New NYC Chancellor, Same Old, Controversial Value-Added Policy

With the Bloomberg administration in court today arguing for the right to release to the media the value-added ratings of 12,000 New York City public school teachers, it's a good time to remember that a number of proponents of value-added research itself actually oppose this sort of hyper-public rating, ranking, and shaming of teachers.

When I profiled Teach for America founder Wendy Kopp for The Daily Beast, here's what she told me about newspapers publishing value-added data linked to individual teachers' names:

The principals of very high performing schools would all say their No. 1 strategy is to build extraordinary teams. I can't imagine it's a good organizational strategy to go publish the names of teachers and one data point about whether they are effective or not in the newspaper.

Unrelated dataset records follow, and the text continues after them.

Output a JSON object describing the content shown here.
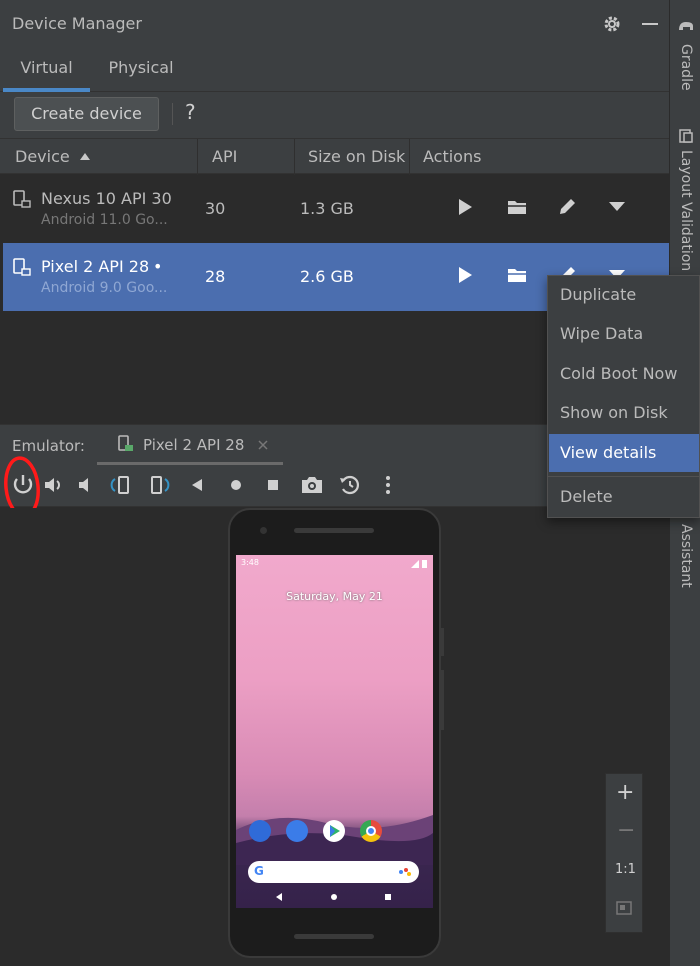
{
  "window": {
    "title": "Device Manager"
  },
  "tabs": [
    {
      "label": "Virtual",
      "active": true
    },
    {
      "label": "Physical",
      "active": false
    }
  ],
  "toolbar": {
    "create_device_label": "Create device",
    "help_label": "?"
  },
  "table": {
    "headers": {
      "device": "Device",
      "api": "API",
      "size": "Size on Disk",
      "actions": "Actions"
    },
    "sort_column": "Device",
    "rows": [
      {
        "name": "Nexus 10 API 30",
        "subtitle": "Android 11.0 Go...",
        "api": "30",
        "size": "1.3 GB",
        "selected": false,
        "running": false
      },
      {
        "name": "Pixel 2 API 28",
        "subtitle": "Android 9.0 Goo...",
        "api": "28",
        "size": "2.6 GB",
        "selected": true,
        "running": true,
        "running_indicator": "•"
      }
    ]
  },
  "context_menu": {
    "items": [
      {
        "label": "Duplicate"
      },
      {
        "label": "Wipe Data"
      },
      {
        "label": "Cold Boot Now"
      },
      {
        "label": "Show on Disk"
      },
      {
        "label": "View details",
        "highlighted": true
      },
      {
        "label": "Delete"
      }
    ]
  },
  "emulator": {
    "label": "Emulator:",
    "tab_title": "Pixel 2 API 28",
    "toolbar_icons": [
      "power-icon",
      "volume-up-icon",
      "volume-down-icon",
      "rotate-left-icon",
      "rotate-right-icon",
      "back-icon",
      "home-icon",
      "overview-icon",
      "screenshot-icon",
      "snapshot-icon",
      "more-icon"
    ]
  },
  "phone_screen": {
    "date": "Saturday, May 21",
    "status_time": "3:48",
    "dock_apps": [
      "phone",
      "messages",
      "play-store",
      "chrome"
    ]
  },
  "zoom": {
    "zoom_in": "+",
    "zoom_out": "−",
    "actual_size": "1:1"
  },
  "right_strip": {
    "tabs": [
      "Gradle",
      "Layout Validation",
      "Assistant"
    ]
  },
  "colors": {
    "panel": "#3c3f41",
    "background": "#2b2b2b",
    "selection": "#4b6eaf",
    "accent_tab": "#4a88c7",
    "annotation": "#ff0000"
  }
}
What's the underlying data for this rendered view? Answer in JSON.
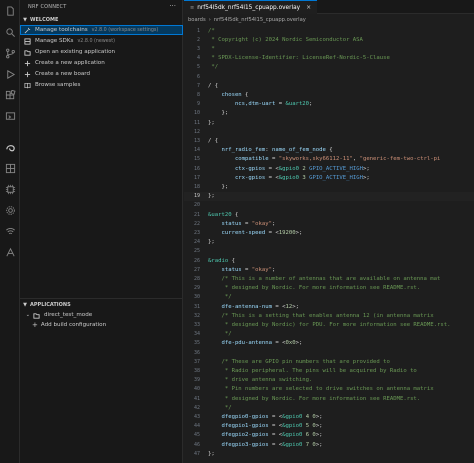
{
  "sidebar": {
    "title": "NRF CONNECT",
    "welcome_section": "WELCOME",
    "welcome_items": [
      {
        "label": "Manage toolchains",
        "version": "v2.8.0 (workspace settings)",
        "icon": "tools-icon"
      },
      {
        "label": "Manage SDKs",
        "version": "v2.8.0 (newest)",
        "icon": "sdk-icon"
      },
      {
        "label": "Open an existing application",
        "version": "",
        "icon": "folder-icon"
      },
      {
        "label": "Create a new application",
        "version": "",
        "icon": "plus-icon"
      },
      {
        "label": "Create a new board",
        "version": "",
        "icon": "plus-icon"
      },
      {
        "label": "Browse samples",
        "version": "",
        "icon": "book-icon"
      }
    ],
    "applications_section": "APPLICATIONS",
    "application_name": "direct_test_mode",
    "add_build": "Add build configuration"
  },
  "editor": {
    "tab_title": "nrf54l5dk_nrf54l15_cpuapp.overlay",
    "breadcrumbs": [
      "boards",
      "nrf54l5dk_nrf54l15_cpuapp.overlay"
    ],
    "current_line": 19,
    "lines": [
      {
        "n": "1",
        "segs": [
          [
            "c-com",
            "/*"
          ]
        ]
      },
      {
        "n": "2",
        "segs": [
          [
            "c-com",
            " * Copyright (c) 2024 Nordic Semiconductor ASA"
          ]
        ]
      },
      {
        "n": "3",
        "segs": [
          [
            "c-com",
            " *"
          ]
        ]
      },
      {
        "n": "4",
        "segs": [
          [
            "c-com",
            " * SPDX-License-Identifier: LicenseRef-Nordic-5-Clause"
          ]
        ]
      },
      {
        "n": "5",
        "segs": [
          [
            "c-com",
            " */"
          ]
        ]
      },
      {
        "n": "6",
        "segs": []
      },
      {
        "n": "7",
        "segs": [
          [
            "c-txt",
            "/ {"
          ]
        ]
      },
      {
        "n": "8",
        "segs": [
          [
            "c-prop",
            "    chosen"
          ],
          [
            "c-txt",
            " {"
          ]
        ]
      },
      {
        "n": "9",
        "segs": [
          [
            "c-prop",
            "        ncs,dtm-uart"
          ],
          [
            "c-txt",
            " = "
          ],
          [
            "c-lbl",
            "&uart20"
          ],
          [
            "c-txt",
            ";"
          ]
        ]
      },
      {
        "n": "10",
        "segs": [
          [
            "c-txt",
            "    };"
          ]
        ]
      },
      {
        "n": "11",
        "segs": [
          [
            "c-txt",
            "};"
          ]
        ]
      },
      {
        "n": "12",
        "segs": []
      },
      {
        "n": "13",
        "segs": [
          [
            "c-txt",
            "/ {"
          ]
        ]
      },
      {
        "n": "14",
        "segs": [
          [
            "c-prop",
            "    nrf_radio_fem"
          ],
          [
            "c-txt",
            ": "
          ],
          [
            "c-prop",
            "name_of_fem_node"
          ],
          [
            "c-txt",
            " {"
          ]
        ]
      },
      {
        "n": "15",
        "segs": [
          [
            "c-prop",
            "        compatible"
          ],
          [
            "c-txt",
            " = "
          ],
          [
            "c-str",
            "\"skyworks,sky66112-11\""
          ],
          [
            "c-txt",
            ", "
          ],
          [
            "c-str",
            "\"generic-fem-two-ctrl-pi"
          ]
        ]
      },
      {
        "n": "16",
        "segs": [
          [
            "c-prop",
            "        ctx-gpios"
          ],
          [
            "c-txt",
            " = <"
          ],
          [
            "c-lbl",
            "&gpio0"
          ],
          [
            "c-num",
            " 2 "
          ],
          [
            "c-kw",
            "GPIO_ACTIVE_HIGH"
          ],
          [
            "c-txt",
            ">;"
          ]
        ]
      },
      {
        "n": "17",
        "segs": [
          [
            "c-prop",
            "        crx-gpios"
          ],
          [
            "c-txt",
            " = <"
          ],
          [
            "c-lbl",
            "&gpio0"
          ],
          [
            "c-num",
            " 3 "
          ],
          [
            "c-kw",
            "GPIO_ACTIVE_HIGH"
          ],
          [
            "c-txt",
            ">;"
          ]
        ]
      },
      {
        "n": "18",
        "segs": [
          [
            "c-txt",
            "    };"
          ]
        ]
      },
      {
        "n": "19",
        "segs": [
          [
            "c-txt",
            "};"
          ]
        ]
      },
      {
        "n": "20",
        "segs": []
      },
      {
        "n": "21",
        "segs": [
          [
            "c-lbl",
            "&uart20"
          ],
          [
            "c-txt",
            " {"
          ]
        ]
      },
      {
        "n": "22",
        "segs": [
          [
            "c-prop",
            "    status"
          ],
          [
            "c-txt",
            " = "
          ],
          [
            "c-str",
            "\"okay\""
          ],
          [
            "c-txt",
            ";"
          ]
        ]
      },
      {
        "n": "23",
        "segs": [
          [
            "c-prop",
            "    current-speed"
          ],
          [
            "c-txt",
            " = <"
          ],
          [
            "c-num",
            "19200"
          ],
          [
            "c-txt",
            ">;"
          ]
        ]
      },
      {
        "n": "24",
        "segs": [
          [
            "c-txt",
            "};"
          ]
        ]
      },
      {
        "n": "25",
        "segs": []
      },
      {
        "n": "26",
        "segs": [
          [
            "c-lbl",
            "&radio"
          ],
          [
            "c-txt",
            " {"
          ]
        ]
      },
      {
        "n": "27",
        "segs": [
          [
            "c-prop",
            "    status"
          ],
          [
            "c-txt",
            " = "
          ],
          [
            "c-str",
            "\"okay\""
          ],
          [
            "c-txt",
            ";"
          ]
        ]
      },
      {
        "n": "28",
        "segs": [
          [
            "c-com",
            "    /* This is a number of antennas that are available on antenna mat"
          ]
        ]
      },
      {
        "n": "29",
        "segs": [
          [
            "c-com",
            "     * designed by Nordic. For more information see README.rst."
          ]
        ]
      },
      {
        "n": "30",
        "segs": [
          [
            "c-com",
            "     */"
          ]
        ]
      },
      {
        "n": "31",
        "segs": [
          [
            "c-prop",
            "    dfe-antenna-num"
          ],
          [
            "c-txt",
            " = <"
          ],
          [
            "c-num",
            "12"
          ],
          [
            "c-txt",
            ">;"
          ]
        ]
      },
      {
        "n": "32",
        "segs": [
          [
            "c-com",
            "    /* This is a setting that enables antenna 12 (in antenna matrix"
          ]
        ]
      },
      {
        "n": "33",
        "segs": [
          [
            "c-com",
            "     * designed by Nordic) for PDU. For more information see README.rst."
          ]
        ]
      },
      {
        "n": "34",
        "segs": [
          [
            "c-com",
            "     */"
          ]
        ]
      },
      {
        "n": "35",
        "segs": [
          [
            "c-prop",
            "    dfe-pdu-antenna"
          ],
          [
            "c-txt",
            " = <"
          ],
          [
            "c-num",
            "0x0"
          ],
          [
            "c-txt",
            ">;"
          ]
        ]
      },
      {
        "n": "36",
        "segs": []
      },
      {
        "n": "37",
        "segs": [
          [
            "c-com",
            "    /* These are GPIO pin numbers that are provided to"
          ]
        ]
      },
      {
        "n": "38",
        "segs": [
          [
            "c-com",
            "     * Radio peripheral. The pins will be acquired by Radio to"
          ]
        ]
      },
      {
        "n": "39",
        "segs": [
          [
            "c-com",
            "     * drive antenna switching."
          ]
        ]
      },
      {
        "n": "40",
        "segs": [
          [
            "c-com",
            "     * Pin numbers are selected to drive switches on antenna matrix"
          ]
        ]
      },
      {
        "n": "41",
        "segs": [
          [
            "c-com",
            "     * designed by Nordic. For more information see README.rst."
          ]
        ]
      },
      {
        "n": "42",
        "segs": [
          [
            "c-com",
            "     */"
          ]
        ]
      },
      {
        "n": "43",
        "segs": [
          [
            "c-prop",
            "    dfegpio0-gpios"
          ],
          [
            "c-txt",
            " = <"
          ],
          [
            "c-lbl",
            "&gpio0"
          ],
          [
            "c-num",
            " 4 0"
          ],
          [
            "c-txt",
            ">;"
          ]
        ]
      },
      {
        "n": "44",
        "segs": [
          [
            "c-prop",
            "    dfegpio1-gpios"
          ],
          [
            "c-txt",
            " = <"
          ],
          [
            "c-lbl",
            "&gpio0"
          ],
          [
            "c-num",
            " 5 0"
          ],
          [
            "c-txt",
            ">;"
          ]
        ]
      },
      {
        "n": "45",
        "segs": [
          [
            "c-prop",
            "    dfegpio2-gpios"
          ],
          [
            "c-txt",
            " = <"
          ],
          [
            "c-lbl",
            "&gpio0"
          ],
          [
            "c-num",
            " 6 0"
          ],
          [
            "c-txt",
            ">;"
          ]
        ]
      },
      {
        "n": "46",
        "segs": [
          [
            "c-prop",
            "    dfegpio3-gpios"
          ],
          [
            "c-txt",
            " = <"
          ],
          [
            "c-lbl",
            "&gpio0"
          ],
          [
            "c-num",
            " 7 0"
          ],
          [
            "c-txt",
            ">;"
          ]
        ]
      },
      {
        "n": "47",
        "segs": [
          [
            "c-txt",
            "};"
          ]
        ]
      }
    ]
  },
  "activity_icons": [
    "explorer-icon",
    "search-icon",
    "source-control-icon",
    "run-debug-icon",
    "extensions-icon",
    "remote-icon",
    "nrf-connect-icon",
    "devicetree-icon",
    "memory-icon",
    "settings-icon",
    "wifi-icon",
    "terminal-icon"
  ]
}
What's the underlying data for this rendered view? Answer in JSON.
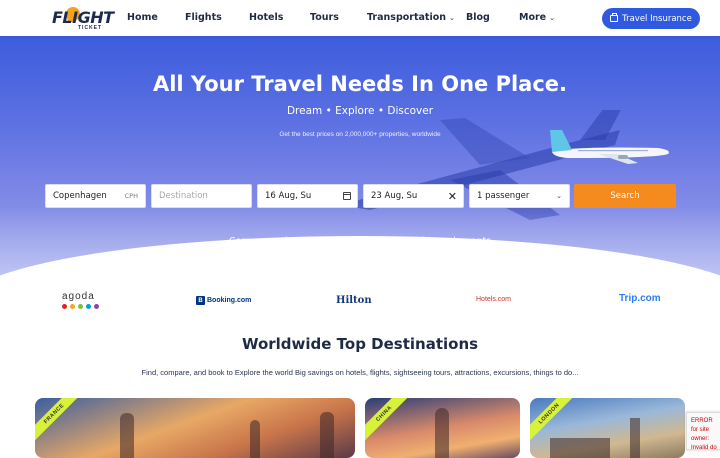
{
  "brand": {
    "logo_text": "FLIGHT",
    "logo_sub": "TICKET"
  },
  "nav": {
    "items": [
      "Home",
      "Flights",
      "Hotels",
      "Tours",
      "Transportation",
      "Blog",
      "More"
    ],
    "insurance_label": "Travel Insurance"
  },
  "hero": {
    "title": "All Your Travel Needs In One Place.",
    "subtitle": "Dream • Explore • Discover",
    "tagline": "Get the best prices on 2,000,000+ properties, worldwide",
    "compare": "Compare prices from leading airlines and travel agents"
  },
  "search": {
    "origin_value": "Copenhagen",
    "origin_code": "CPH",
    "destination_placeholder": "Destination",
    "depart_value": "16 Aug, Su",
    "return_value": "23 Aug, Su",
    "passengers_value": "1 passenger",
    "button_label": "Search"
  },
  "partners": {
    "agoda": "agoda",
    "booking": "Booking.com",
    "booking_mark": "B",
    "hilton": "Hilton",
    "hotels": "Hotels.com",
    "trip": "Trip.com",
    "agoda_colors": [
      "#e2231a",
      "#f5a623",
      "#7ac143",
      "#00a0e0",
      "#8e44ad"
    ]
  },
  "destinations": {
    "title": "Worldwide Top Destinations",
    "subtitle": "Find, compare, and book to Explore the world Big savings on hotels, flights, sightseeing tours, attractions, excursions, things to do...",
    "cards": [
      {
        "tag": "FRANCE"
      },
      {
        "tag": "CHINA"
      },
      {
        "tag": "LONDON"
      }
    ]
  },
  "recaptcha": {
    "text": "ERROR for site owner: Invalid do"
  },
  "colors": {
    "primary": "#2f5ae0",
    "search": "#f58a1f",
    "ribbon": "#d8f23a"
  }
}
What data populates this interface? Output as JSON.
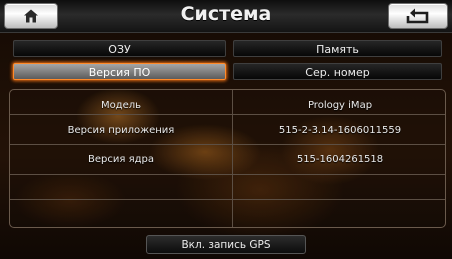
{
  "header": {
    "title": "Система",
    "home_icon": "home-icon",
    "back_icon": "back-arrow-icon"
  },
  "tabs": {
    "ram": "ОЗУ",
    "memory": "Память",
    "firmware": "Версия ПО",
    "serial": "Сер. номер",
    "selected": "Версия ПО"
  },
  "info": {
    "rows": [
      {
        "label": "Модель",
        "value": "Prology iMap"
      },
      {
        "label": "Версия приложения",
        "value": "515-2-3.14-1606011559"
      },
      {
        "label": "Версия ядра",
        "value": "515-1604261518"
      }
    ]
  },
  "footer": {
    "gps_button": "Вкл. запись GPS"
  },
  "colors": {
    "accent": "#ff8a2a",
    "title_bar": "#2b2b2b",
    "text": "#eaeaea"
  }
}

Douglas Harris, a University of Wisconsin economist and a leading practioner of value-added research, says that releasing the scores to the media "doesn't make much sense."

Seyward Darby, an education reporter at The New Republic, a magazine that consistently supports standards-and-accountability-driven education reform, has written:

Yes, the information should be available to those in the public who want it — namely parents. But schools or school districts, not newspapers, should share it with parents in a constructive manner, so that they are able to ask questions and understand fully what the information means. … I'm all for transparency. But a wide-open view of incomplete information isn't what we need to improve education. What's more, broadly publicizing even the most thorough of information isn't always productive; complexities and nuances are often best conveyed in smaller settings, with the stakeholders who matter most.

To learn more about value-added, I recommend the following two papers:

Cautiously in favor: Douglas N. Harris, "Would Accountability Based on Teacher Value-Added Be Smart Policy?

Very much against: The Economic Policy Institute, "Problems With the Use of Student Test Scores to Evaluate Teachers"

By the way, the fact that Bloomberg is still pursuing such a controversial move under the reign of the supposedly kinder, more community-oriented chancellor, Dennis Walcott, goes to show that few actual policies will change with Walcott now in power.